例えば、創業60年のリクルートは、独特の企業文化を掲げ、成長を続けてきました。1970年代から「個の自立(自律)」を組織文化に掲げ、「自ら機会を創り出し、機会によって自らを変えよ」という社訓を浸透させてきました。

社員は経営トップに依存せず、自ら考えて社内で数多くの新規事業を立ち上げてきました。会社は、社員が退社して起業するケースを歓迎し、同時に、その起業をビジネス拡大につなげ、社員と会社がウィンウィンになる文化を大事にしてきました。

リクルートホールディングスの峰岸真澄社長(当時)は次のように言いました。

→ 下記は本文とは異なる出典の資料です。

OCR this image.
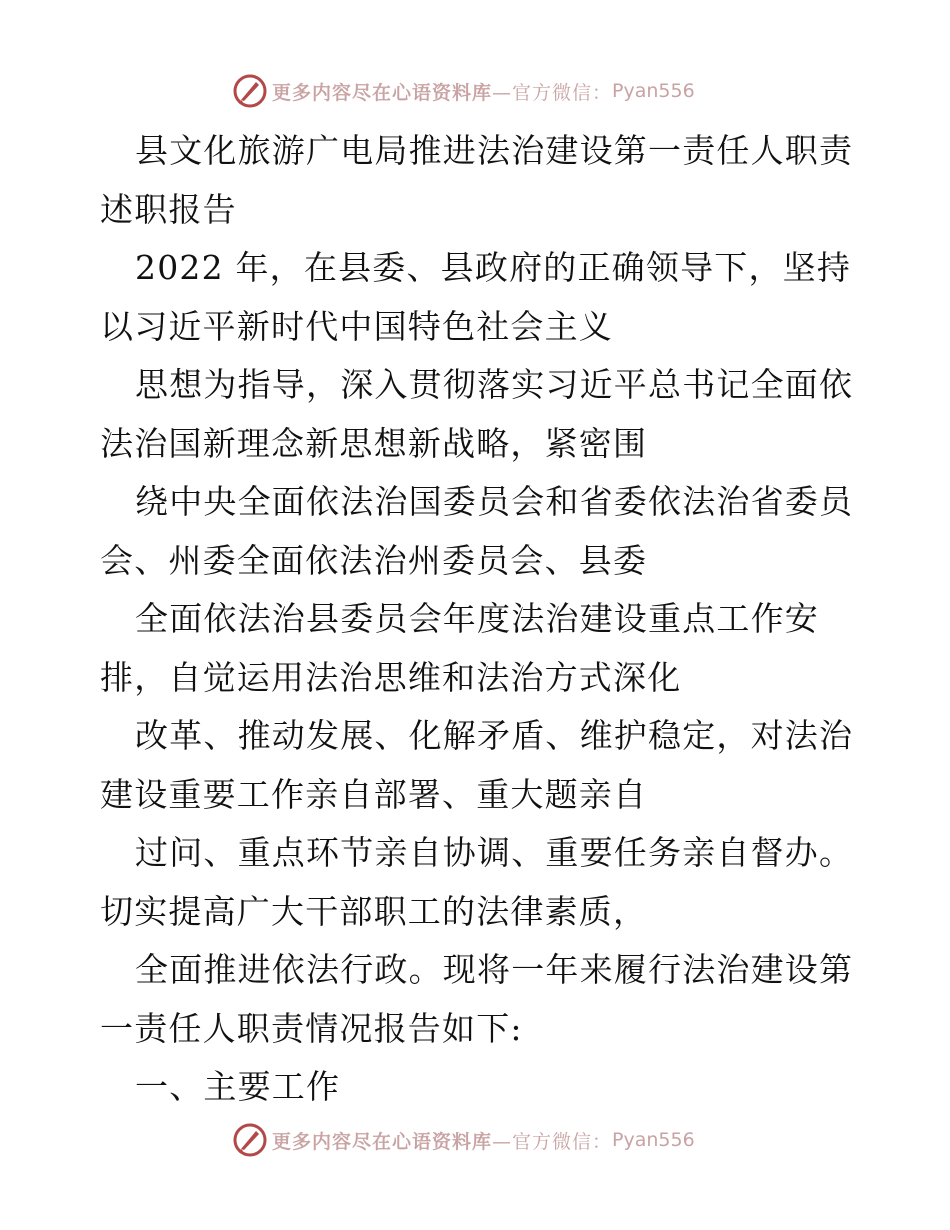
更多内容尽在心语资料库 —官方微信： Pyan556
县文化旅游广电局推进法治建设第一责任人职责
述职报告
2022 年，在县委、县政府的正确领导下，坚持
以习近平新时代中国特色社会主义
思想为指导，深入贯彻落实习近平总书记全面依
法治国新理念新思想新战略，紧密围
绕中央全面依法治国委员会和省委依法治省委员
会、州委全面依法治州委员会、县委
全面依法治县委员会年度法治建设重点工作安
排，自觉运用法治思维和法治方式深化
改革、推动发展、化解矛盾、维护稳定，对法治
建设重要工作亲自部署、重大题亲自
过问、重点环节亲自协调、重要任务亲自督办。
切实提高广大干部职工的法律素质，
全面推进依法行政。现将一年来履行法治建设第
一责任人职责情况报告如下:
一、主要工作
更多内容尽在心语资料库 —官方微信： Pyan556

「企業理念のひとつに“個の尊重”というものがあります。個を挙げる企業は珍しいと思いますが、これは個人への期待であり、個人の志や欲望をつぶさずに伸ばしたり広げたりした方が成長するからです。例えば、当社の企業文化を表す風景として、新入社員が『先輩、これどうしたらいいでしょう』と尋ねると、『どうしたらいいと思う?』と聞き返される。(中略)まず、自分で考えざるをえないのです」。社員が自考しています。

企業の多くが社の方針の軸を会社側に置いています。しかし、リクルートは社員が自分の成功のために自考し、結果的にそれを会社の成功につなげるという手法を取り入れてきたといいます。社員全員が自考できる文化を持ったユニークな会社だと思います。

出世競争や定年に直面する50代は愚痴が多い

「批判や愚痴が一番多いのは50代の男性だ」。某会社で苦情などを受け付ける担当の知人はこう言います。50代といえば、会社社会だと、昇進、出世、出向、役職定年、準定年、リストラに直面する年齢です。会社人生の形式上の“成否”が見えてくる年齢です。ストレス、悩みは想像に難くありません。

愚痴もこぼしたくなるでしょうし、知識も肥えていて何かと批判したくなる気分も理解できます。正論を貫いて、まっとうに仕事をしてきたのに、理不尽な組織の論理で思うような会社人生を送れなかったとしたら、落ち込む人もいるでしょう。

でも、思い詰めることなどありません。「社長は、自分より有能な人材を後継者に選ばない」。よく言われる言葉です。自分より優秀な人材を後継に選べば、自分の存在が排除され、自分の影響力が行使できなくなるから、イエスマンを選ぶという理屈です。組織人事の一面を表しています。組織とはそんな程度だと割り切ってもいいのかもしれません。「自分の人生が否定された」「自分の能力が足りなかった」などと思い詰めるのはナンセンスかもしれません。会社の価値観に一方的に支配されるのは実にバカバカしい。